Ainsi, il y a dix ans, sur 37,295 communes, 23,000 seulement avaient une école : en 1837, le nombre des communes pourvues d’école était de 29,613 ; en 1840, de 33,099. M. Villemain indique nettement les obstacles divers que les hommes et les choses opposent à une plus rapide propagation de l’instruction primaire. Toutefois, dès aujourd’hui, cette instruction est mise à la portée de 3 millions d’enfans ; c’est 1 million 912,339 enfans de plus qu’il y a dix ans.

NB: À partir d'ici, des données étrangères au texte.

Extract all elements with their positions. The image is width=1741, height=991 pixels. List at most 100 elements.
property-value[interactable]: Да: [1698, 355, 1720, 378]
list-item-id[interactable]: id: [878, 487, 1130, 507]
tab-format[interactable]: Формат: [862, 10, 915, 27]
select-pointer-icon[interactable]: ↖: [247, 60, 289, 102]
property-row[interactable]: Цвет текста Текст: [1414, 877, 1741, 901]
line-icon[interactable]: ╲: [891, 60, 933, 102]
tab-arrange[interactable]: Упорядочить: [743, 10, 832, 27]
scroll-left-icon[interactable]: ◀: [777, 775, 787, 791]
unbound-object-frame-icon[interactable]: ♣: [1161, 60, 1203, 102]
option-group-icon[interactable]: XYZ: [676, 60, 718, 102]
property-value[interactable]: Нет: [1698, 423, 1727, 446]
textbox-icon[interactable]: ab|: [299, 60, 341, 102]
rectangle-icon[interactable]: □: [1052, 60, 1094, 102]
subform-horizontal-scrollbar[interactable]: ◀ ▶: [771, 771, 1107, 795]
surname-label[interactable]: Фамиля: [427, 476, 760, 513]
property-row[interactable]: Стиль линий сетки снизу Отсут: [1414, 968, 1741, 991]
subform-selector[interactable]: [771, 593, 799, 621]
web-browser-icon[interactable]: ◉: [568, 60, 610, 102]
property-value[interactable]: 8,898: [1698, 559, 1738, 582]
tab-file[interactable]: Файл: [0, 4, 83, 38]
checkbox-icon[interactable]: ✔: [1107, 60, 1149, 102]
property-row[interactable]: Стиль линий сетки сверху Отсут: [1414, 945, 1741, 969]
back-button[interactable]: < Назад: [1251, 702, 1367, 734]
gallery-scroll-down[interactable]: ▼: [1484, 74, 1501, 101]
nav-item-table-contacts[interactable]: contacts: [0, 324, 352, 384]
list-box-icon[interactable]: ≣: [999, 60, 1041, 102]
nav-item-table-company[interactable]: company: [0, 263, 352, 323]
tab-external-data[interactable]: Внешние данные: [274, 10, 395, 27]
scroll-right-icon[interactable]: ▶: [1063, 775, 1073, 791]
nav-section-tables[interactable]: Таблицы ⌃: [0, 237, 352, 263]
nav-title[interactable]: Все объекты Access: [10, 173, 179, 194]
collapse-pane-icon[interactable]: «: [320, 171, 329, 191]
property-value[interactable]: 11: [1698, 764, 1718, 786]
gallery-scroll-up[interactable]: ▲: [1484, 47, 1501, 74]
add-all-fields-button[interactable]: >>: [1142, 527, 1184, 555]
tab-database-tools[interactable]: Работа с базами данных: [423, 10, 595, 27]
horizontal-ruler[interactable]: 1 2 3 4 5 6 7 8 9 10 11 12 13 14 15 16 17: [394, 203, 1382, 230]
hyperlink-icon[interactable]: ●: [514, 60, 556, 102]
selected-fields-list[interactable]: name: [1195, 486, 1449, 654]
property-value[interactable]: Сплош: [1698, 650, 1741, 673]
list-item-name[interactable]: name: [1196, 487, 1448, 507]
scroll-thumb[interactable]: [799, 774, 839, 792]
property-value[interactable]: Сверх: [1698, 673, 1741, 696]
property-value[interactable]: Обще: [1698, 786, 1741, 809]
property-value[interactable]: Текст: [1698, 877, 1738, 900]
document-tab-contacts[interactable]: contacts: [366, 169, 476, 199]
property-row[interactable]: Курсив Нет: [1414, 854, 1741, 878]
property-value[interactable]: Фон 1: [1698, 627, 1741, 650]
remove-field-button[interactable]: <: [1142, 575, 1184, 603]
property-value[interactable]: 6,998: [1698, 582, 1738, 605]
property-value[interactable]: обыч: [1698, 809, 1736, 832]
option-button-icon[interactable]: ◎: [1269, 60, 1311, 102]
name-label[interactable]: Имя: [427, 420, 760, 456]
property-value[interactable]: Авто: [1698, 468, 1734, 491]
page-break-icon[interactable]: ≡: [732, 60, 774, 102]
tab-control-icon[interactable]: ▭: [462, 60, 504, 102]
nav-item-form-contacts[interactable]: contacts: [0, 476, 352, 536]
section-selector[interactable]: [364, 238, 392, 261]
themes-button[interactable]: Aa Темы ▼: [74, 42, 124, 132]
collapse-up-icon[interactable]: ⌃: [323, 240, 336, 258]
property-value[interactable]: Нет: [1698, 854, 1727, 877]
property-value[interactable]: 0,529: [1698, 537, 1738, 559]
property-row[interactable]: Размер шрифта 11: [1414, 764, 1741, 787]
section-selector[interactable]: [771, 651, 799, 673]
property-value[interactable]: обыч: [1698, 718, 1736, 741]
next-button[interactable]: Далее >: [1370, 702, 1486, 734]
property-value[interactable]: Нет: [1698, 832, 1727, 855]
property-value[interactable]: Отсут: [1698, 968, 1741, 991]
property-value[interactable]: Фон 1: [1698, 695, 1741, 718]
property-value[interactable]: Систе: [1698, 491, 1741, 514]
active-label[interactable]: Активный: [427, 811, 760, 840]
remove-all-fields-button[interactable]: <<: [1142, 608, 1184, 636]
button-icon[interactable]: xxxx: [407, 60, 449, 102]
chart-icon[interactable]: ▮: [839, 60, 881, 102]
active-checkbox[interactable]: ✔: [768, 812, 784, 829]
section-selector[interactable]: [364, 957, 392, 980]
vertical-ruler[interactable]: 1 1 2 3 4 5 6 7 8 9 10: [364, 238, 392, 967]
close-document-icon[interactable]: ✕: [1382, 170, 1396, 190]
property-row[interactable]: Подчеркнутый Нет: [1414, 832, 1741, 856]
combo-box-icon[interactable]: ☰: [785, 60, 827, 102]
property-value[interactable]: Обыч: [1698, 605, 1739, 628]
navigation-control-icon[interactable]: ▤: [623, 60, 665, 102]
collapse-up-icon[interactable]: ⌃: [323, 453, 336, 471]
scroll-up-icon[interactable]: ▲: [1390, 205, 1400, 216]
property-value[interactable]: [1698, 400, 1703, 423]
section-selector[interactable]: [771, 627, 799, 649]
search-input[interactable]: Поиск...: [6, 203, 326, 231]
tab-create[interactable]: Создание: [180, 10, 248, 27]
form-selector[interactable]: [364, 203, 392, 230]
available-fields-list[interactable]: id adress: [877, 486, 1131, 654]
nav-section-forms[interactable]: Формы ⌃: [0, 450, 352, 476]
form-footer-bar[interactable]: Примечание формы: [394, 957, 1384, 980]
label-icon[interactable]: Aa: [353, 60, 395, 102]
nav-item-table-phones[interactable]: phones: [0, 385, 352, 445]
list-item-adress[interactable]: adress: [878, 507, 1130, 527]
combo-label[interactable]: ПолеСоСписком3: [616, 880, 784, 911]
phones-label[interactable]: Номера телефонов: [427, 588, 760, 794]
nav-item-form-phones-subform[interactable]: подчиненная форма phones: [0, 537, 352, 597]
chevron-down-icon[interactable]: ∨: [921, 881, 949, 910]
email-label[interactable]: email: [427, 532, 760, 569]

Encore quelques efforts, et l’enseignement primaire sera répandu sur tous les points du royaume et accessible à tous. « Bien des pères de famille, dit le ministre, n’envoient aujourd’hui leurs enfans aux écoles que parce qu’ils y sont sollicités soit par l’exemple, soit par les invitations réitérées des personnes préposées à la surveillance de l’instruction primaire. Beaucoup n’attachent aucun prix à une instruction dont ils sont eux-mêmes dépourvus ; il n’en sera pas ainsi de la génération qui se forme sous nos yeux, et qui voudra un jour transmettre à ses enfans le bienfait de l’instruction qu’elle aura reçue. Ainsi la fréquentation des écoles, sans être rendue obligatoire, comme l’ont demandé quelques conseils généraux de départemens, deviendra générale, et entrera de plus en plus dans les mœurs publiques. Cette perspective, qui n’est pas éloignée, n’offre assurément qu’un sujet de satisfaction sérieuse aux hommes qui se préoccupent le plus vivement de l’avenir de notre patrie. Fondée par la loi même sur la religion et la morale, l’instruction primaire ne peut que fortifier dans les cœurs le sentiment du devoir, les pures affections de famille, le dévouement au prince et aux lois du pays. Sagement dirigée, et appliquée surtout à répandre les connaissances indispensables, loin de jeter dans les classes ouvrières le dédain de leur profession, elle leur donne le désir et le moyen de s’y distinguer, et d’en sortir quelquefois par une supériorité de mérite, et non par ces agitations que la morale réprouve et que la loi condamne. »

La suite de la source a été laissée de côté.